Page is a not externally linkable
maximillianos - 1:29 pm on Mar 21, 2010 (gmt 0)
Thanks. I'll check that command out.
My "system" has nabbed over 15 scrapers this week alone. I've had to tweak the limits it checks for and how much of the log file it reviews to be sure I'm not catching an heavy pageviewing visitor... Right now I bumped my intervals for the cron job down to 5 minutes, and I only look at 7000 lines of the log file each time at that interval. Then I have a job that runs at a longer interval and does a more broad check of the log files in case there is a slow scraper...

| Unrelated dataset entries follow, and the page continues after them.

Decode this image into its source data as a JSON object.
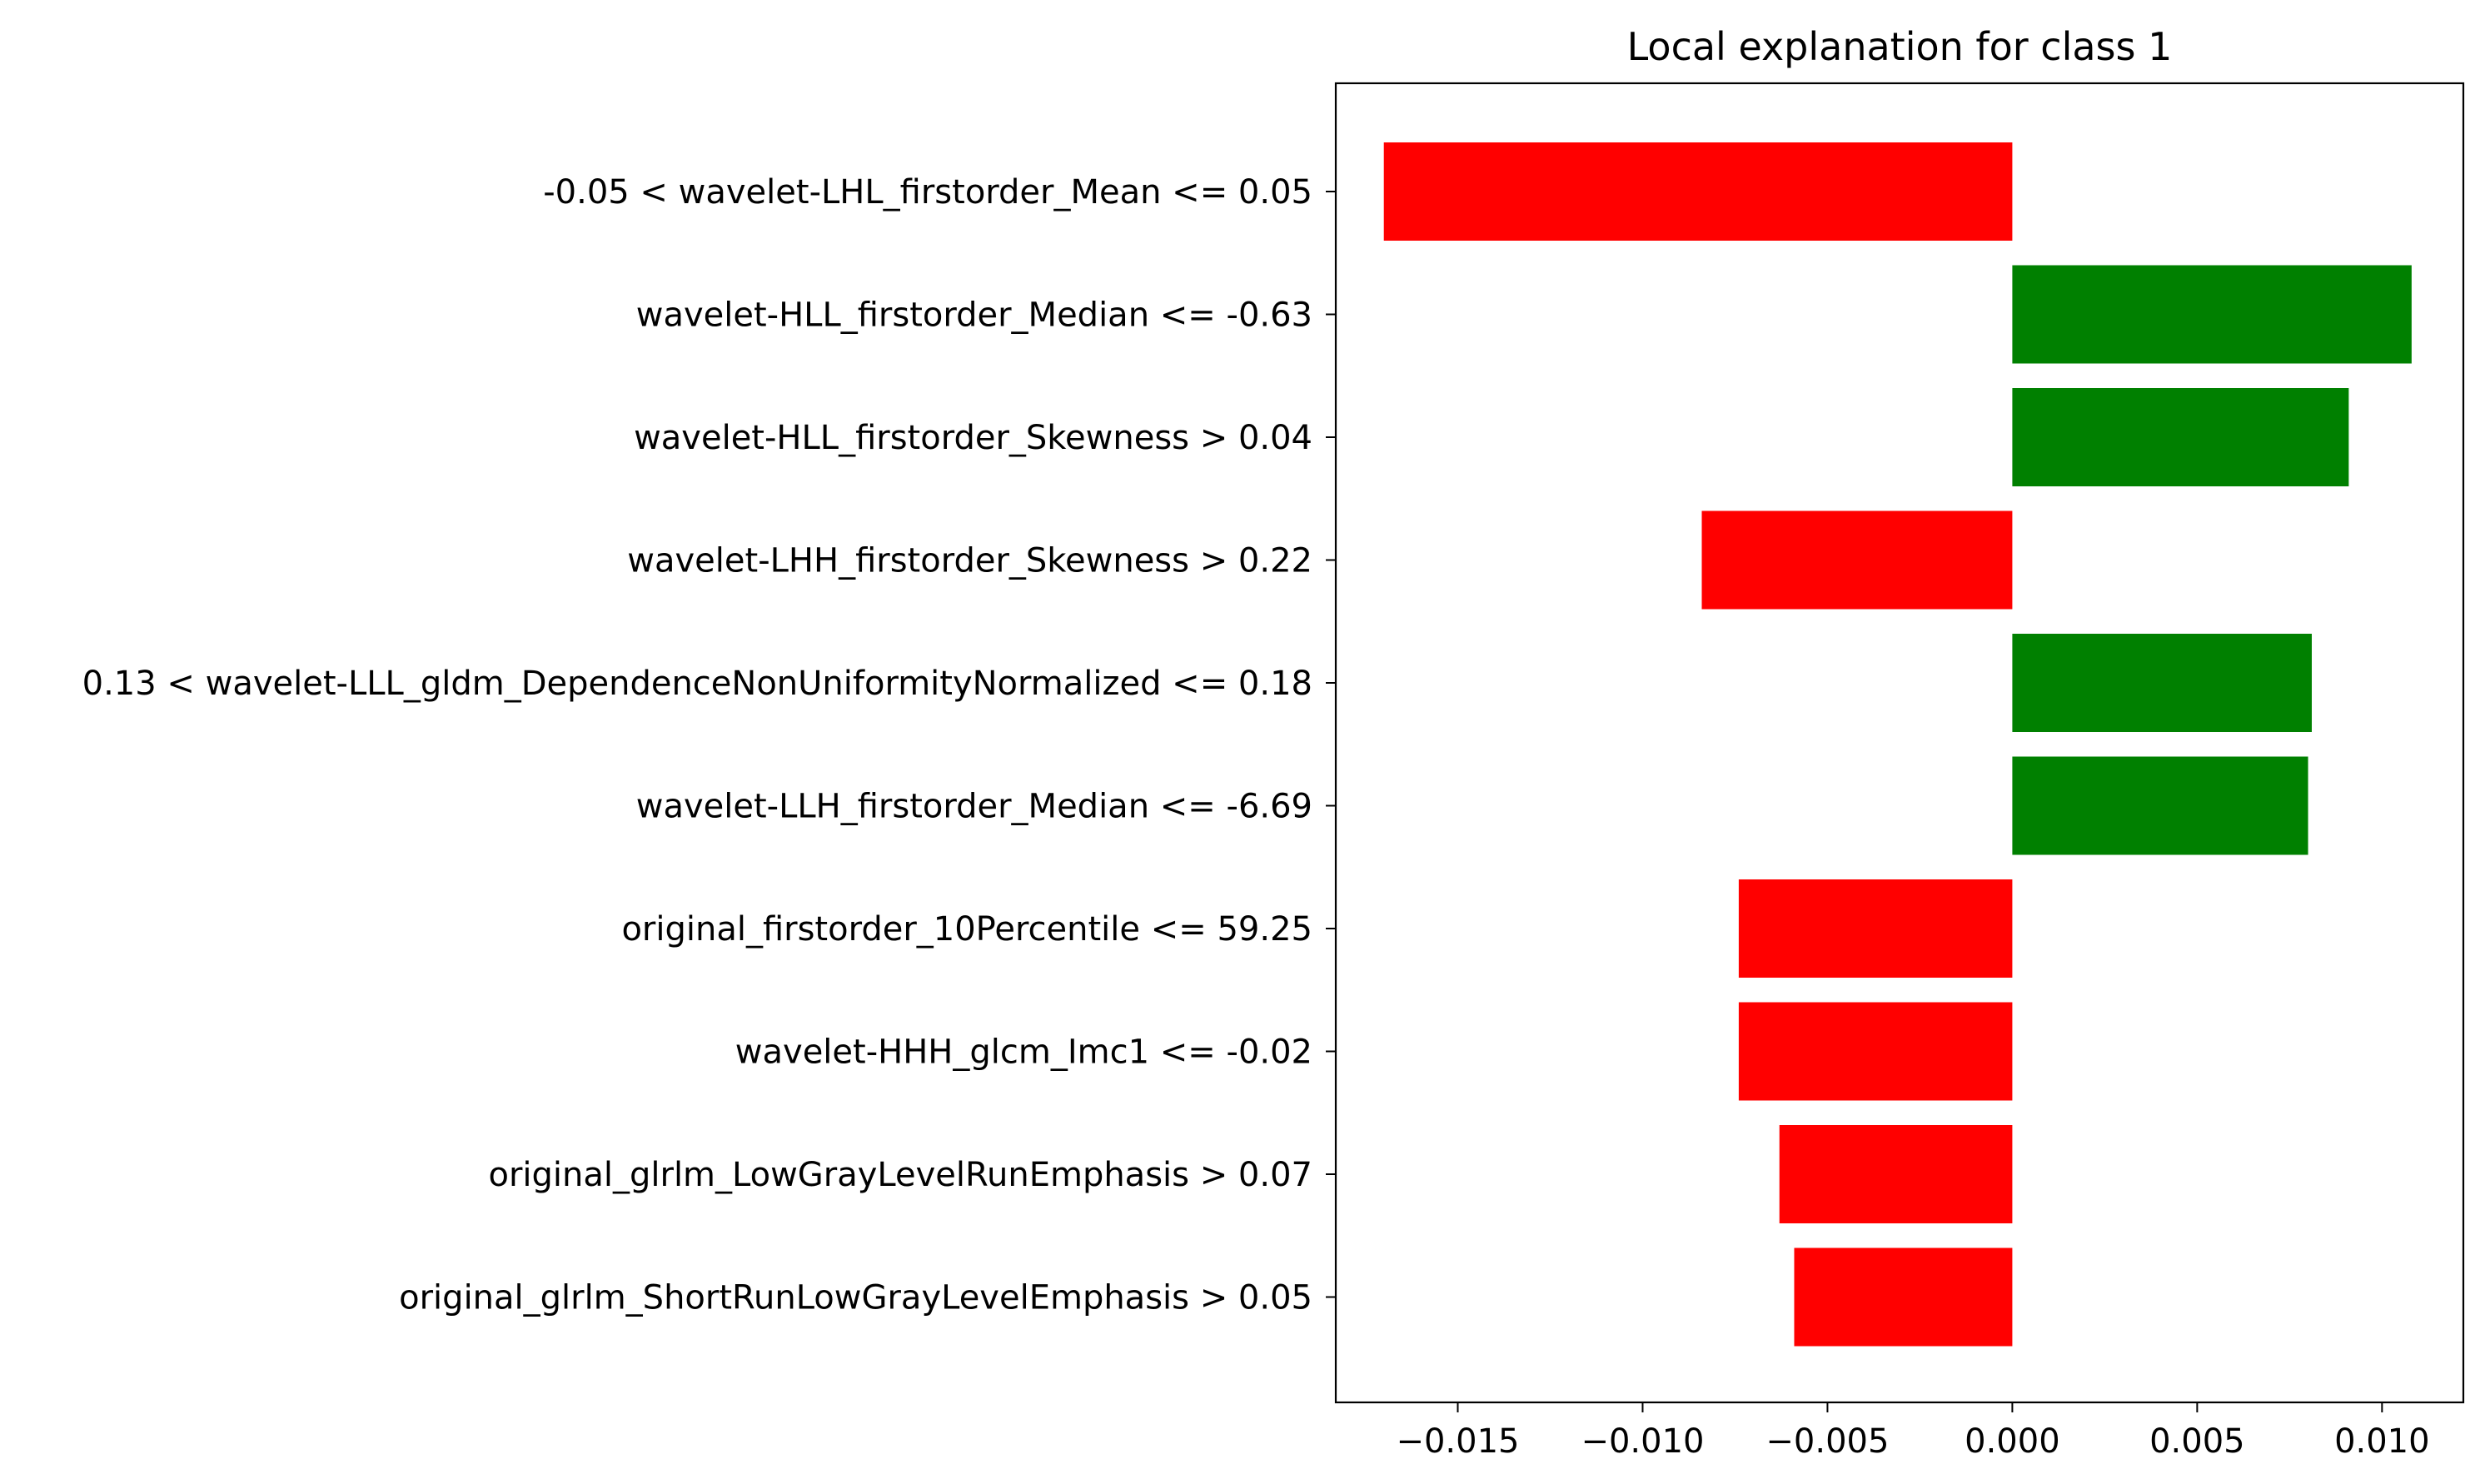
{
  "chart_data": {
    "type": "bar",
    "orientation": "horizontal",
    "title": "Local explanation for class 1",
    "xlabel": "",
    "ylabel": "",
    "xlim": [
      -0.0183,
      0.0122
    ],
    "xticks": [
      -0.015,
      -0.01,
      -0.005,
      0.0,
      0.005,
      0.01
    ],
    "xtick_labels": [
      "−0.015",
      "−0.010",
      "−0.005",
      "0.000",
      "0.005",
      "0.010"
    ],
    "grid": false,
    "legend": "none",
    "colors": {
      "positive": "#008000",
      "negative": "#ff0000",
      "axis": "#000000",
      "background": "#ffffff"
    },
    "categories": [
      "-0.05 < wavelet-LHL_firstorder_Mean <= 0.05",
      "wavelet-HLL_firstorder_Median <= -0.63",
      "wavelet-HLL_firstorder_Skewness > 0.04",
      "wavelet-LHH_firstorder_Skewness > 0.22",
      "0.13 < wavelet-LLL_gldm_DependenceNonUniformityNormalized <= 0.18",
      "wavelet-LLH_firstorder_Median <= -6.69",
      "original_firstorder_10Percentile <= 59.25",
      "wavelet-HHH_glcm_Imc1 <= -0.02",
      "original_glrlm_LowGrayLevelRunEmphasis > 0.07",
      "original_glrlm_ShortRunLowGrayLevelEmphasis > 0.05"
    ],
    "values": [
      -0.017,
      0.0108,
      0.0091,
      -0.0084,
      0.0081,
      0.008,
      -0.0074,
      -0.0074,
      -0.0063,
      -0.0059
    ]
  }
}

This morning it blocked one that had taken 150 pages in 90 seconds... who knows how many of my 100,000 pages it would have gotten if my program didn't catch it.
I go back and forth on this issue. On one hand, my site has survived 10 years without such a system in place. On the other hand, a few years ago I had a new competitor in my niche scrape 15,000 pages of content from my site to kick start their site... and they got away with it (long story).
So if I had this system in place, it may have stopped them. I guess it helps me sleep better at night knowing there is a good chance it will thwart the next copy-cat site that tries to steal my pages.
Though I know a sophisticated person can get around it, but then again there is not much any of us can do against the most advanced tactics.